Разве что лента расшитая в волосах.

И платье атласное… денег отец для нее не жалеет. И жемчуга на шею повесил, да только нить в первый же день порвалась. Ползали по пыли оба, пока все жемчужинки не выбрали. Потом-то на новую нить нанизали, крепкую, вощеную, но она все одно надевать отказалась, бросила:

— Вдруг да опять потеряю. Пусть лежат.

У нее целый сундучок всякой всячины. И зеркальце есть норманнское, в котором себя ясно увидеть можно. И перстенечки. И цепочки. И даже перо позолоченное, хотя ей-то перо без надобности, она только-только писать учится.

— Догоняй же!

И язык показывает.

И самой от того смешно. И она заходится громким звонким смехом. Матушку он злит. В этом смехе ей видится явственный признак низкого происхождения Звонки.

Пускай.

В кои-то веки ему не хочется слушать матушку. И гребень ее бессилен. И рядом со Звонкой тепло становится, а еще возвращаются краски. И он видит что небо, что землю с травой и ромашками, с одуванчиками желтыми, из которых Звонка плетет венок.

— Примерь вот. — Она становится на цыпочки и сама надевает венок ему на голову. — Вот так… хорош… до того хорош, что мне все девки завидуют, что ты мой брат.

И носик морщит.

А потом забирается на колено, обнимает и шепчет в ухо:

— Ты, когда жену выбирать станешь, меня слушай. Я тебе все-все расскажу про то, какие они на самом деле! А то на словах все ласковые… вот Комличева, которая надысь приезжала, помнишь, что пряник сахарный, а на меня шипела… сказала, что как хозяйкой станет, так разом погонит… не бери ее…

— Не возьму.

— А вот Ладоша, та славная. У нее сестер пятеро, и она показала, как бусы из яблоневых семак делать. Только это ж сколько яблок съесть надо…

Она морщит носик, задумываясь.

— Сколько надо, столько съедим.

Когда она в его руках, он оживает. Настолько оживает, что почти вспоминает свое имя, и кажется, что еще немного, и случится чудо.

Ведь бывают же чудеса хорошие, не такие, как зимой…

— Но все равно… вдруг да потом переменится? — в ее голосе звучит сомнение. — Не бери жены.

— Не возьму, — обещает он, и обещание это дается легко. — Зачем мне жена, когда ты есть?

Она вновь смеется.

Звонко.

Звонкой ее прозвали, имя иное, и память-сука это имя спрятала, как и его собственное. Быть может, в этом есть свой скрытый сокровенный смысл, но он не желает… он бьется головой о стену и воет сквозь стиснутые зубы, пытаясь добраться именно до того воспоминания, которое нужно.

Пальчики тонкие гладят ресницы.

— Не грусти, я знаю, что она меня не любит. — Звонка вымученно улыбается. — Но мне все равно.
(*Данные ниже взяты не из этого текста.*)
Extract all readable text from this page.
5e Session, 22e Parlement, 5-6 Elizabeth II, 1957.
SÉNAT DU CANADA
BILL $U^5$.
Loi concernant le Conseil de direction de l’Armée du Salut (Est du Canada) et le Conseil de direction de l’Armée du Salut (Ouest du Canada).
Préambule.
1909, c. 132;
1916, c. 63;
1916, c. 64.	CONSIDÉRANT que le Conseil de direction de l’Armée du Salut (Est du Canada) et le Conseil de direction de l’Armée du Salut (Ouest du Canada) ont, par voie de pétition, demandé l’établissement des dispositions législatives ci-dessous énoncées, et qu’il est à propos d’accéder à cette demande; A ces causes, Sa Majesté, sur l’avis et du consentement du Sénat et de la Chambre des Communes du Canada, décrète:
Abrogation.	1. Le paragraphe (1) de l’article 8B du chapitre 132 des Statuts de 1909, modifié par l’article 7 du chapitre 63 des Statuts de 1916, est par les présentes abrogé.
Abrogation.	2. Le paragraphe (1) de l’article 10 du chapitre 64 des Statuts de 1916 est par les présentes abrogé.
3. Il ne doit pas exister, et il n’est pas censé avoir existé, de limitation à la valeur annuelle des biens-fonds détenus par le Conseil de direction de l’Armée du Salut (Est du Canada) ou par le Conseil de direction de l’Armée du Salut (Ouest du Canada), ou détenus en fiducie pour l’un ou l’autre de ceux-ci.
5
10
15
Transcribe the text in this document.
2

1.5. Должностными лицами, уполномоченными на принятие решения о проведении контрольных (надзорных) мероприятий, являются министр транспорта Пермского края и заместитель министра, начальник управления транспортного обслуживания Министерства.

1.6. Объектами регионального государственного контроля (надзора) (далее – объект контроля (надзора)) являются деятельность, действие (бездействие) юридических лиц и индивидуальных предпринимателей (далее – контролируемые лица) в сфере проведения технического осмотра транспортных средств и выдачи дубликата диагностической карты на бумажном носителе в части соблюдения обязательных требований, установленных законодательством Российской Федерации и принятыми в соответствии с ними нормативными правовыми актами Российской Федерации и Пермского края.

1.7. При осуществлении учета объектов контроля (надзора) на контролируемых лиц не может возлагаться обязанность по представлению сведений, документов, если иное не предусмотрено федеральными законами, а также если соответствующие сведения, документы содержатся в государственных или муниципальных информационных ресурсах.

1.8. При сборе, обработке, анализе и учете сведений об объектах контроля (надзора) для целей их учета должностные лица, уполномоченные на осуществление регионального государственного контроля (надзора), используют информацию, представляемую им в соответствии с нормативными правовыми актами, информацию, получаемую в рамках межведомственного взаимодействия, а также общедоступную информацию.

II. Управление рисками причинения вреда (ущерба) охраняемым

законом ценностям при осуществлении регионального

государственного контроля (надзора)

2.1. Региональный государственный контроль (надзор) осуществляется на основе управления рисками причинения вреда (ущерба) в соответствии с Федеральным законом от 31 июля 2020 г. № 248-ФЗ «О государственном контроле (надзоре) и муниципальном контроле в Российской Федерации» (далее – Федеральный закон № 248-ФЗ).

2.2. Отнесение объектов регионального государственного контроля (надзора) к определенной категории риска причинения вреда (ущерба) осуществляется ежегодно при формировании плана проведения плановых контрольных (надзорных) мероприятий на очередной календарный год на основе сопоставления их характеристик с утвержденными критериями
Главное, что ты любишь…

Матушка ругалась.

Она умеет ругать, не повышая голоса. Говорит вроде ровно и спокойно так, но каждое слово — игла под кожу. И ладно бы на него гнев матушкин обращен был, он бы выдержал это.

Нет.

Ей Звонка попалась.

Бегала она.

И смеялась. И вовсе вела себя так, как молодой боярыне недозволительно… и надо бы Звонку отдать в семью, чтобы ее научили вести себя надлежащим образом.

— Не бойся. — Звонка уткнулась носом в шею и дышит жарко, шумно. — Никуда меня не отдадут. Тятька не позволит.

Вечером отец кричит на мать. Он снова пьян, но на сей раз хмель не делает его благодушным, да и ума не отнимает, и в лицо матери летят обидные слова.

— Твой ублюдок меня позорит!

— Ты сама себя позоришь больше, чем кто-либо. — Отец выливает на голову ковш ледяной воды и отфыркивается. — С меня хватит… я любил тебя, видит Божиня, любил! И ради этой любви простил! Принял тебя и твоего… ты назвала мою дочь ублюдком? Так кто твой сын?!

— Помолчи!

Мать бледнеет.

Она становится цвета жемчуга, который так любит, предпочитая и алым лалам, и янтарю, и сапфирам. Она поджимает губы. И лицо ее, такое совершенное лицо, вдруг становится удивительно некрасиво.

— Помолчать? А чего мне молчать? Ах да… клятва… не вредить тебе… и твоему… — Взгляд отца останавливается на нем, и в этом взгляде читается что-то… тоска?

Смертная тоска. Такая близкая.

Понятная.

— Хватит, прошу. — Отец вытер лоб рукавом. Вода стекала с волос, с бороды, вода капала на драгоценный ковер, добавляя ему пятен. — Я был дураком, когда подумал, что эта моя любовь что-то да изменит. Ты уже все решила… и раз так, то пускай. Оставайся тут, а я поеду…

— Куда?

Как холоден голос матери.

— Куда-нибудь… в Святск вот вернусь. Или в Урдаль. На границе воины всегда нужны. Примут. И Звонку с собой возьму.

Перейти на страницу:

Похожие книги

Больница в Гоблинском переулке
Больница в Гоблинском переулке

Практика не задалась с самого начала. Больница в бедном квартале провинциального городка! Орки-наркоманы, матери-одиночки, роды на дому! К каждой расе приходится найти особый подход. Странная болезнь, называемая проклятием некроманта, добавляет работы, да еще и руководитель – надменный столичный аристократ. Рядом с ним мой пульс учащается, но глупо ожидать, что его ледяное сердце способен растопить хоть кто-то.Отправляя очередной запрос в университет, я не надеялся, что найдутся желающие пройти практику в моей больнице. Лечить мигрени столичных дам куда приятней, чем копаться в кишках бедолаги, которого пырнули ножом в подворотне. Но желающий нашелся. Точнее, нашлась. Студентка, отличница и просто красавица. Однако я ее начальник и мне придется держать свои желания при себе.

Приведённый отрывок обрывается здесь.